Pros & Cons of DIY Control Methods & Products

Flea Bombs
Flea bombs treat indoor flea infestations through indirect application of chemicals. They are designed to be left alone to release pesticides into the room and kill the fleas.

While flea bombs sound like an effective solution for indoor flea infestations, their chemicals often do not reach hidden or sheltered areas, such as the spaces beneath furniture or the interiors of closets and cabinets. These spaces can become a refuge for the fleas. Fleas in these protected areas will be unaffected by the flea bomb and therefore not controlled. Flea bombs also do not address outdoor infestation or animal infestation. One of the most critical parts of a successful flea control program is addressing the source of the fleas. Pets should be treated with an appropriately labeled product homeowners can purchase from their veterinarian. If the pet is the source and not treated, it will lead to a continuation of flea activity and likely failure of the other treatments. The areas outside where the animals or wildlife reside also need to be treated, or else the homeowner may pick up fleas when outside the home.
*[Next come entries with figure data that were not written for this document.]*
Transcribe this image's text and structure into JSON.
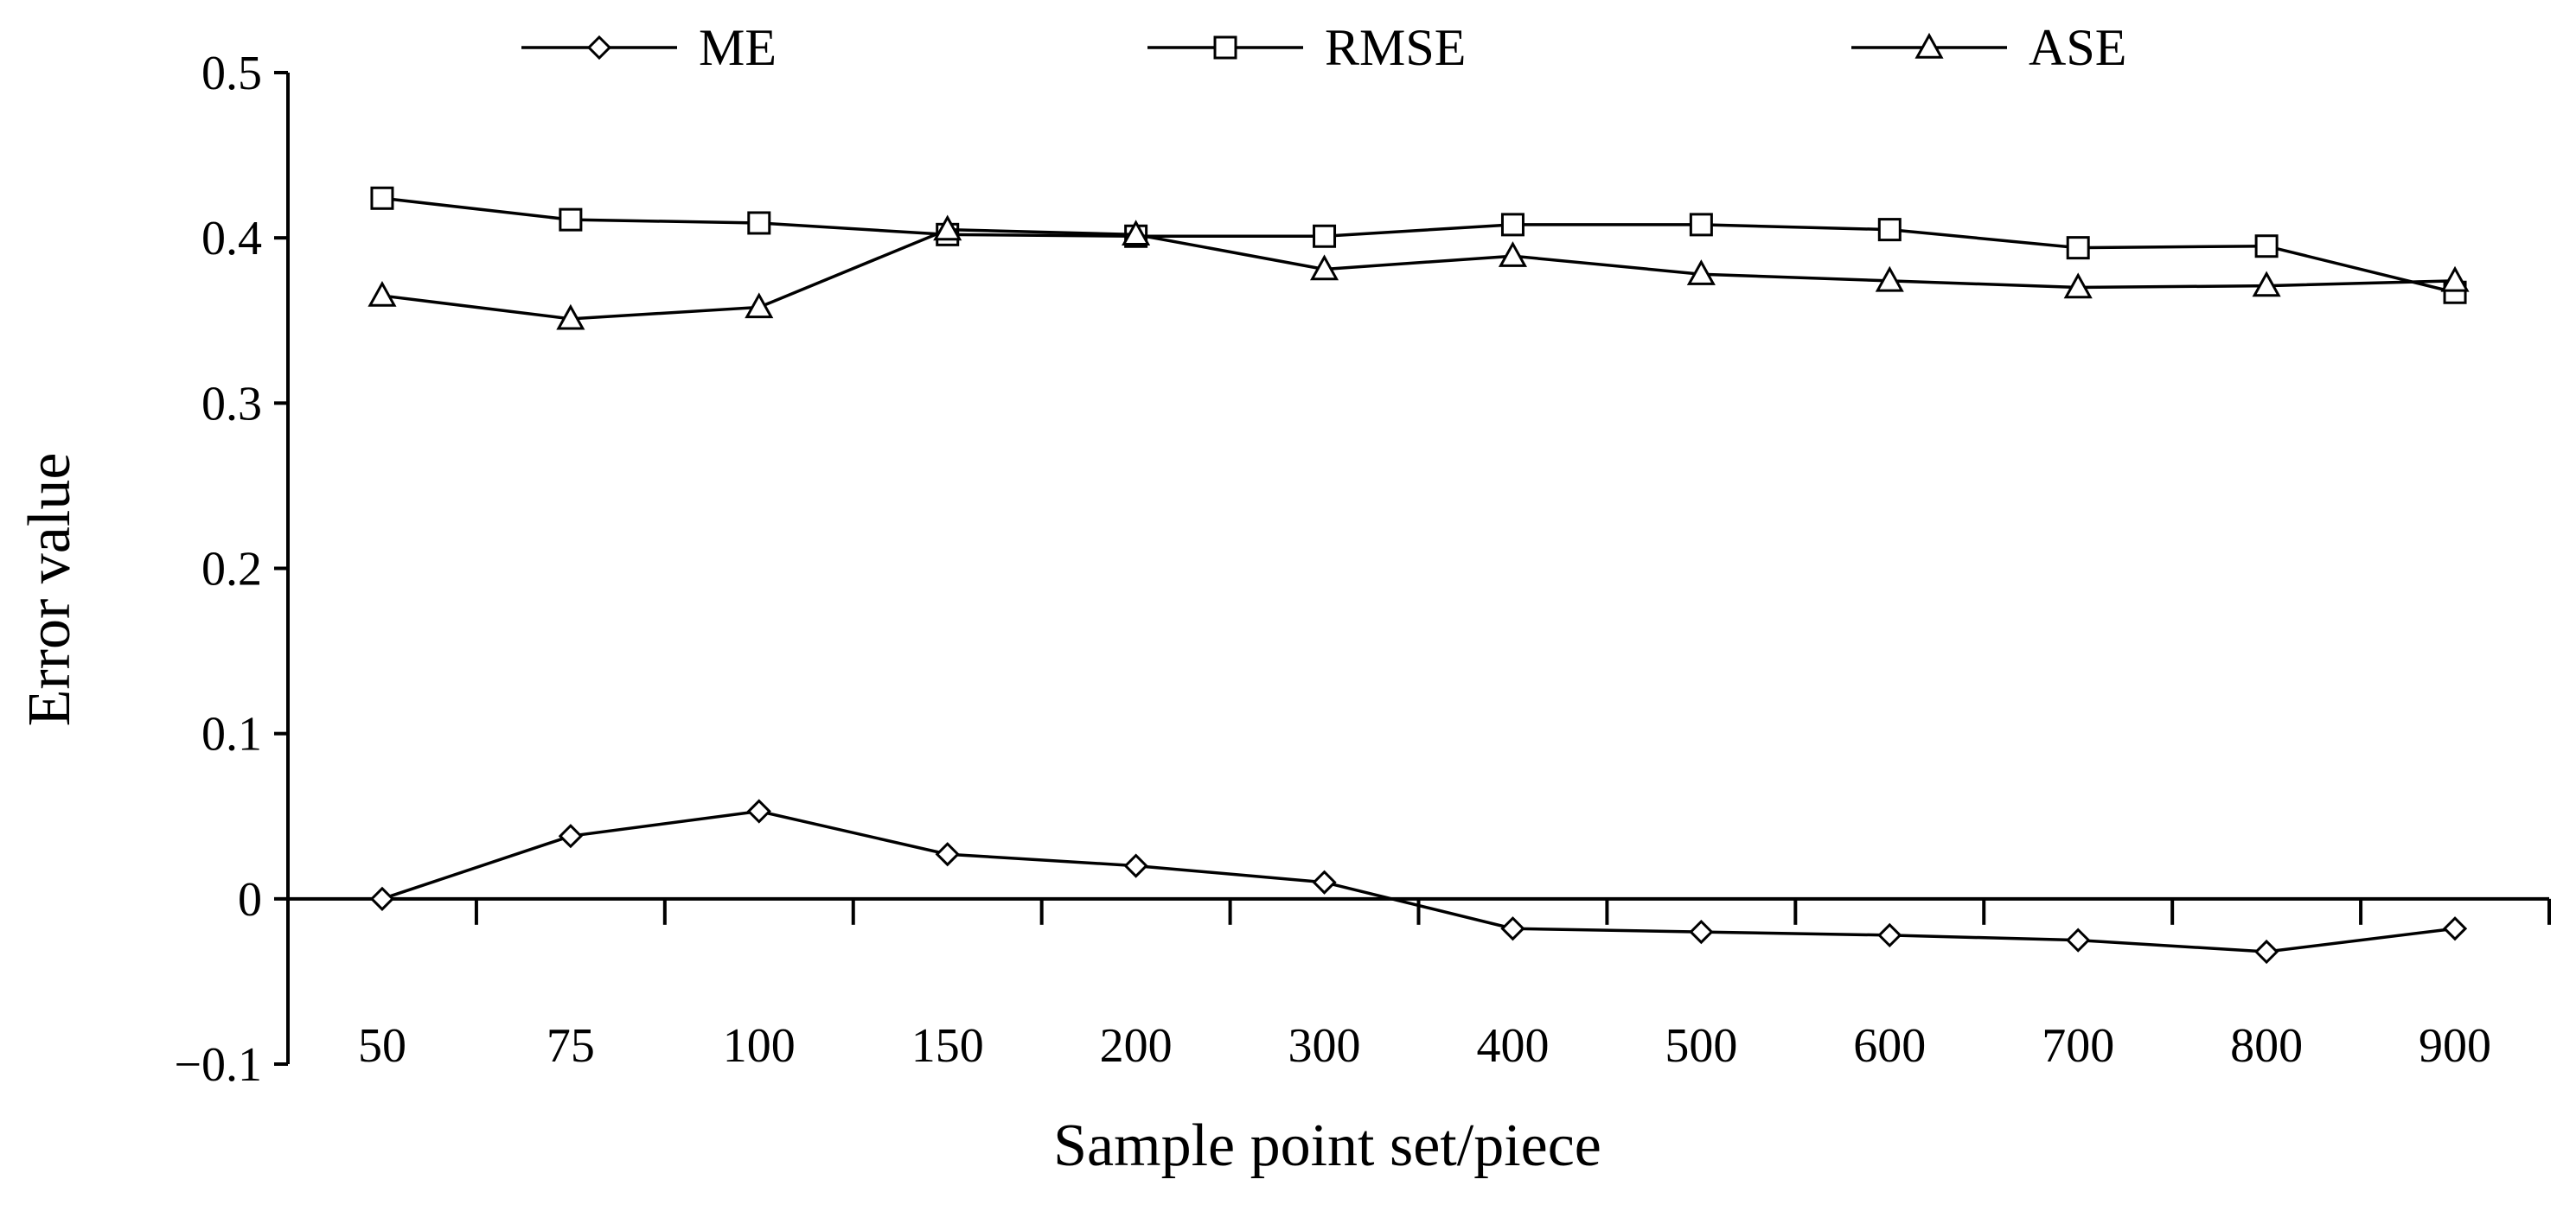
{
  "chart_data": {
    "type": "line",
    "categories": [
      "50",
      "75",
      "100",
      "150",
      "200",
      "300",
      "400",
      "500",
      "600",
      "700",
      "800",
      "900"
    ],
    "series": [
      {
        "name": "ME",
        "marker": "diamond",
        "values": [
          0.0,
          0.038,
          0.053,
          0.027,
          0.02,
          0.01,
          -0.018,
          -0.02,
          -0.022,
          -0.025,
          -0.032,
          -0.018
        ]
      },
      {
        "name": "RMSE",
        "marker": "square",
        "values": [
          0.424,
          0.411,
          0.409,
          0.402,
          0.401,
          0.401,
          0.408,
          0.408,
          0.405,
          0.394,
          0.395,
          0.367
        ]
      },
      {
        "name": "ASE",
        "marker": "triangle",
        "values": [
          0.365,
          0.351,
          0.358,
          0.405,
          0.402,
          0.381,
          0.389,
          0.378,
          0.374,
          0.37,
          0.371,
          0.374
        ]
      }
    ],
    "xlabel": "Sample point set/piece",
    "ylabel": "Error value",
    "ylim": [
      -0.1,
      0.5
    ],
    "yticks": [
      -0.1,
      0,
      0.1,
      0.2,
      0.3,
      0.4,
      0.5
    ],
    "ytick_labels": [
      "−0.1",
      "0",
      "0.1",
      "0.2",
      "0.3",
      "0.4",
      "0.5"
    ],
    "grid": false,
    "legend_position": "top"
  },
  "colors": {
    "line": "#000000",
    "marker_fill": "#ffffff"
  }
}
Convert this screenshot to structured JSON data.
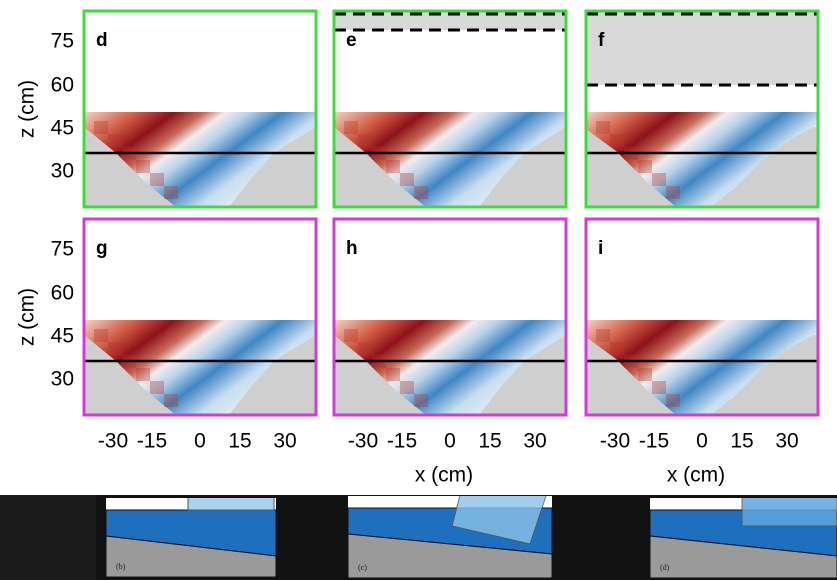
{
  "panels": [
    {
      "label": "d"
    },
    {
      "label": "e"
    },
    {
      "label": "f"
    },
    {
      "label": "g"
    },
    {
      "label": "h"
    },
    {
      "label": "i"
    }
  ],
  "y_axis": {
    "label": "z (cm)",
    "ticks": [
      75,
      60,
      45,
      30
    ]
  },
  "x_axis": {
    "label": "x (cm)",
    "ticks": [
      -30,
      -15,
      0,
      15,
      30
    ]
  },
  "insets": [
    {
      "label": "(b)"
    },
    {
      "label": "(c)"
    },
    {
      "label": "(d)"
    }
  ]
}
Flea bombs also leave behind a residue on surfaces and can contaminate exposed food and food preparatory surfaces. Lastly, certain stages of the flea’s life cycle are not likely to be affected. Pupae and adults inside the cocoons are not as affected as other stages. For these reasons, a flea bomb is not considered an effective or recommended solution. Contact your local pest control professional for effective, customized pest control options.

Problems with Flea Traps and Spray Products
Flea traps do capture some fleas, but the trap’s greatest value is as a monitoring tool, not a control tool. Traps only catch adult fleas and have very little impact on eggs, larval and pupal flea stages. Flea traps do make good monitoring devices and can serve as a warning device to let a property owner know a flea problem could be forthcoming.

While consumer spray products will kill fleas, a property owner should never rely solely on sprays. A flea aerosol bomb may seem like a good control product for indoor flea problems, but may not reach into sheltered areas where flea larvae and pupae are living. Therefore, areas such as inside closets, cabinets, under furniture and on pets may become a refuge for the fleas that survive flea bombs. Also, consumer spray products are usually not as long lasting as those products used by pest management professionals.

Flea control should never rely solely on sprays since effective flea control depends on using an integrated, multifaceted range of control techniques and products such as:

  • Using insect growth regulators that interfere with the normal development of fleas from egg to adult stage.
  • Conducting a thorough inspection to locate and identify flea sources both inside and outside the home.
  • Using vacuums to physically remove all flea stages from carpets, furniture and in pet bedding areas.
  • Using carpet cleaning equipment and frequently washing and drying pet bedding to kill fleas.
  • Educating the property owner about flea habits, behavior and habitats.
  • Recommending that property owners consult with their pet’s veterinarian for advice regarding pet-related products and how to properly bathe and groom pets.